Alles begann damit, dass Carola ihren Garten umgraben musste. Da Pferde kaum verfügbar waren, um die Felder zu bestellen, kam der Schreinermeister Schmitt auf die Idee, doch am besten den lammfrommen Sam mit Pflug und Eisenegge auszustatten. Carola war erst skeptisch, doch binnen kürzester Zeit war der Garten umgepflügt.
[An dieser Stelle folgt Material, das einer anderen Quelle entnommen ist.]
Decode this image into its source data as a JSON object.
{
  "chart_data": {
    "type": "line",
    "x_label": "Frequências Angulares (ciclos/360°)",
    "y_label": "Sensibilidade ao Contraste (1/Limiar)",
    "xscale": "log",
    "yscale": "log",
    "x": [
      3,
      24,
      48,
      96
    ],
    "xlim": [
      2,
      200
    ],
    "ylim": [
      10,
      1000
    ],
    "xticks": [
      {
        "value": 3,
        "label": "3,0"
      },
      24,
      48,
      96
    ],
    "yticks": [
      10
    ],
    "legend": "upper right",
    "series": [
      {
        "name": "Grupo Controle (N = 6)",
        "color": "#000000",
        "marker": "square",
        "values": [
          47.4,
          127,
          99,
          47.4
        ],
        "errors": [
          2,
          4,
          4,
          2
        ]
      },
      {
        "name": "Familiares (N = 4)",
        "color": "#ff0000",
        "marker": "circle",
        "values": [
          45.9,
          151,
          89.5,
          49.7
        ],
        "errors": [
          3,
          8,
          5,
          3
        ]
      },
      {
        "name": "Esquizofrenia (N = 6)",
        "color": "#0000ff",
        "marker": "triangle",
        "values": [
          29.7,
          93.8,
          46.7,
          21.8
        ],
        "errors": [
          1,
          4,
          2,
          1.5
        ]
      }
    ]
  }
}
Wenngleich der Elefant danach randalierte und einen dicken Torpfosten aus Bruchsandstein umwarf. 

 

Als der Schreiner zuhause seiner Frau das Vorgefallene erzählte, kam diese auf die Idee, den Elefanten doch auch für eigene Zwecke einzusetzen, um auf gutem Grund Kartoffeln setzen zu können. Schließlich sei die Pflege der Simonsflur eine wahre Schinderei. Ein Elefant käme da gerade recht. Carola willigte ein. Mit einem starken, breiten Lederriemen versehen, nahm Sam seine Arbeit auf. Das Schauspiel wollten natürlich viele, hauptsächlich Kinder, hautnah miterleben. 

 

Nachdem die Simonsflur umgepflügt war, wollte sich Sam dann offenbar selbst belohnen. Obwohl ihn die Kinder die ganze Zeit gefüttert hatten, lockte ihn das angrenzende Kornfeld, durch das er mit Krupp und Egge majestätisch stolzierte. Im nächsten Feld rupfte er auch noch Dickwurzeln aus. Für Schreiner Schmitt wurde der sicher nicht ganz artgerechte Einsatz des Elefanten recht teuer: Er musste den Flurschaden danach beheben. 

 

Übrigens: Die Elefanten der Familie Moulier überlebten den Ersten Weltkrieg nicht. Auch wenn die Schuljugend manchmal Brot oder Äpfel brachten, verhungerten die beiden Dickhäuter. In der teils skurrilen Geschichte des Alsenborner Zirkus’ aber lebt der pflügende Elefant Sam weiter – und trennt als Nachbildung im Verkehrskreisel die seit 1969 vereinten Ortsteile Enkenbach und Alsenborn. Noch heute verstehen sich die Alsenborner als weltoffen, liberal und tolerant. Schließlich hätten sie der Zirkus und der Fußball an der großen, weiten Welt teilhaben lassen. Vielleicht sind daran auch die vielen wahren (und verklärten) Legenden schuld, die Alsenborn in den letzten 150 Jahren geprägt haben. Wer weiß das schon. 

 

 

Zur Sache:

Der SV Alsenborn präsentiert sich beim Festzug des Rheinland-Pfalz-Tages in Alzey am 5. Juni neben Städten, Landkreisen und Verbänden als einziger Verein aus dem Kreis Kaiserslautern. Neben einer Fußgruppe mit jugendlichen Mitgliedern des Sportvereins und des Musik- und Unterhaltungsvereins rollt ein historischer Raubtierkäfig durch die Straßen. Dabei handelt es sich um ein Relikt der einst in Alsenborn gegründeten Zirkus-Dynastie Althoff. Nachdem Althoff den Käfig an den bekannten Zirkus Krone veräußerte, erlangte dieser bundesweite Bekanntheit in der Fernsehsendung „Salto mortale“. Der Festzug wird live im SWR-Fernsehen zwischen 15 und 18 Uhr übertragen.